Four Norwegian research institutions, two outside of Norway, and several industry partners from technology and the aquaculture industry, have now started operations at the center, named CtrlAQUA.
It has been given NOK 200 million and eight years to reach its ambition of producing closed-containment, off-the-shelf systems capable of growing salmon up to 1 kilogram.
“I have great expectations for the achievements of CtrlAQUA,” said Norwegian minister of fisheries Elisabeth Aspaker. “Even though eight years is a long time, it is urgent that we find solutions to reach the goals. CtrlAQUA is an important part of this.”
Aspaker stated in her speech that the goal of the CtrlAQUA SFI is perfectly compatible with the government’s ambitions for the aquaculture industry.
CtrlAQUA is one of the Centres for Research-Based Innovation (SFI), a major program created by the Research Council of Norway.

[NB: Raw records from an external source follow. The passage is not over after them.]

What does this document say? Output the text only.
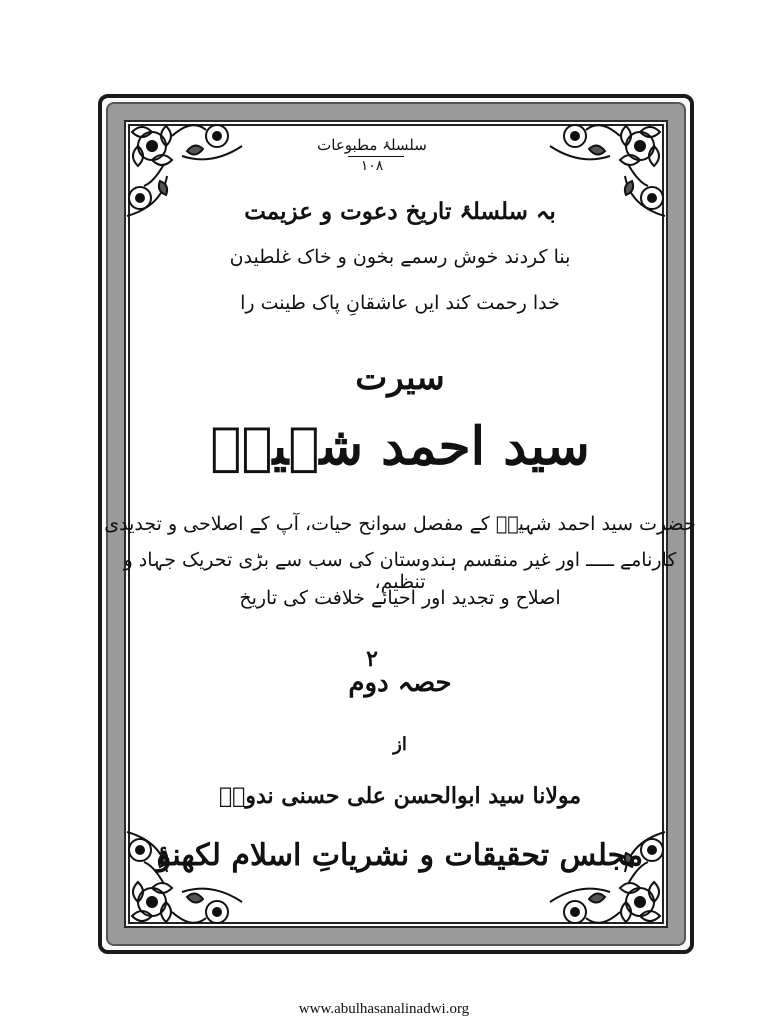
سلسلۂ مطبوعات
۱۰۸
بہ سلسلۂ تاریخ دعوت و عزیمت
بنا کردند خوش رسمے بخون و خاک غلطیدن
خدا رحمت کند ایں عاشقانِ پاک طینت را
سیرت
سید احمد شہیدؒ
حضرت سید احمد شہیدؒ کے مفصل سوانح حیات، آپ کے اصلاحی و تجدیدی
کارنامے ـــــ اور غیر منقسم ہندوستان کی سب سے بڑی تحریک جہاد و تنظیم،
اصلاح و تجدید اور احیائے خلافت کی تاریخ
۲
حصہ دوم
از
مولانا سید ابوالحسن علی حسنی ندویؒ
مجلس تحقیقات و نشریاتِ اسلام لکھنؤ
www.abulhasanalinadwi.org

The primary goal of the SFI program is to strengthen companies’ capacity for innovation, and to develop leading industry-relevant research institutions. Nofima is accompanied by five solid research institutions in CtrlAQUA: Uni Research, the University of Bergen, the Norwegian University of Science and Technology, the Freshwater Institute in the US and the University of Gothenburg in Sweden.

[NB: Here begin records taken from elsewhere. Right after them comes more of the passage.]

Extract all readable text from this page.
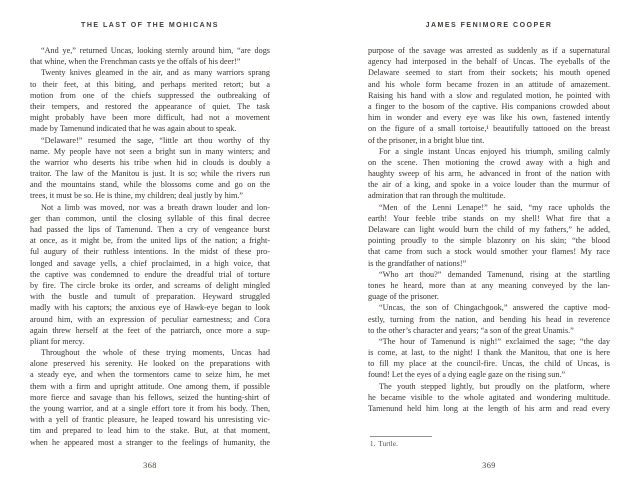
THE LAST OF THE MOHICANS
“And ye,” returned Uncas, looking sternly around him, “are dogs
that whine, when the Frenchman casts ye the offals of his deer!”
Twenty knives gleamed in the air, and as many warriors sprang
to their feet, at this biting, and perhaps merited retort; but a
motion from one of the chiefs suppressed the outbreaking of
their tempers, and restored the appearance of quiet. The task
might probably have been more difficult, had not a movement
made by Tamenund indicated that he was again about to speak.
“Delaware!” resumed the sage, “little art thou worthy of thy
name. My people have not seen a bright sun in many winters; and
the warrior who deserts his tribe when hid in clouds is doubly a
traitor. The law of the Manitou is just. It is so; while the rivers run
and the mountains stand, while the blossoms come and go on the
trees, it must be so. He is thine, my children; deal justly by him.”
Not a limb was moved, nor was a breath drawn louder and lon-
ger than common, until the closing syllable of this final decree
had passed the lips of Tamenund. Then a cry of vengeance burst
at once, as it might be, from the united lips of the nation; a fright-
ful augury of their ruthless intentions. In the midst of these pro-
longed and savage yells, a chief proclaimed, in a high voice, that
the captive was condemned to endure the dreadful trial of torture
by fire. The circle broke its order, and screams of delight mingled
with the bustle and tumult of preparation. Heyward struggled
madly with his captors; the anxious eye of Hawk-eye began to look
around him, with an expression of peculiar earnestness; and Cora
again threw herself at the feet of the patriarch, once more a sup-
pliant for mercy.
Throughout the whole of these trying moments, Uncas had
alone preserved his serenity. He looked on the preparations with
a steady eye, and when the tormentors came to seize him, he met
them with a firm and upright attitude. One among them, if possible
more fierce and savage than his fellows, seized the hunting-shirt of
the young warrior, and at a single effort tore it from his body. Then,
with a yell of frantic pleasure, he leaped toward his unresisting vic-
tim and prepared to lead him to the stake. But, at that moment,
when he appeared most a stranger to the feelings of humanity, the
368
JAMES FENIMORE COOPER
purpose of the savage was arrested as suddenly as if a supernatural
agency had interposed in the behalf of Uncas. The eyeballs of the
Delaware seemed to start from their sockets; his mouth opened
and his whole form became frozen in an attitude of amazement.
Raising his hand with a slow and regulated motion, he pointed with
a finger to the bosom of the captive. His companions crowded about
him in wonder and every eye was like his own, fastened intently
on the figure of a small tortoise,¹ beautifully tattooed on the breast
of the prisoner, in a bright blue tint.
For a single instant Uncas enjoyed his triumph, smiling calmly
on the scene. Then motioning the crowd away with a high and
haughty sweep of his arm, he advanced in front of the nation with
the air of a king, and spoke in a voice louder than the murmur of
admiration that ran through the multitude.
“Men of the Lenni Lenape!” he said, “my race upholds the
earth! Your feeble tribe stands on my shell! What fire that a
Delaware can light would burn the child of my fathers,” he added,
pointing proudly to the simple blazonry on his skin; “the blood
that came from such a stock would smother your flames! My race
is the grandfather of nations!”
“Who art thou?” demanded Tamenund, rising at the startling
tones he heard, more than at any meaning conveyed by the lan-
guage of the prisoner.
“Uncas, the son of Chingachgook,” answered the captive mod-
estly, turning from the nation, and bending his head in reverence
to the other’s character and years; “a son of the great Unamis.”
“The hour of Tamenund is nigh!” exclaimed the sage; “the day
is come, at last, to the night! I thank the Manitou, that one is here
to fill my place at the council-fire. Uncas, the child of Uncas, is
found! Let the eyes of a dying eagle gaze on the rising sun.”
The youth stepped lightly, but proudly on the platform, where
he became visible to the whole agitated and wondering multitude.
Tamenund held him long at the length of his arm and read every
1. Turtle.
369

Dr. Fyhn Terjesen showed that closed-containment systems for salmon up to one kilogram have further advantages than simply preventing lice and escapes:
“We can control the environment in which the fish lives in a closed-containment system. The environment is more stable and the fish use less energy adapting to it. This means that the salmon has more energy available for growth and good health.”
The main focus of the center is innovation in closed-containment systems for the most vulnerable periods of the salmon production cycle, such as the first seawater phase, known as the “postsmolt” phase, when the fish weigh up to about 1 kilogram. The most important innovation in the center will be reliable and efficient production of postsmolts in closed-containment systems on land or in the sea. The industry can in this way obtain a good alternative or supplement to the current production technology using open cages, it is hoped.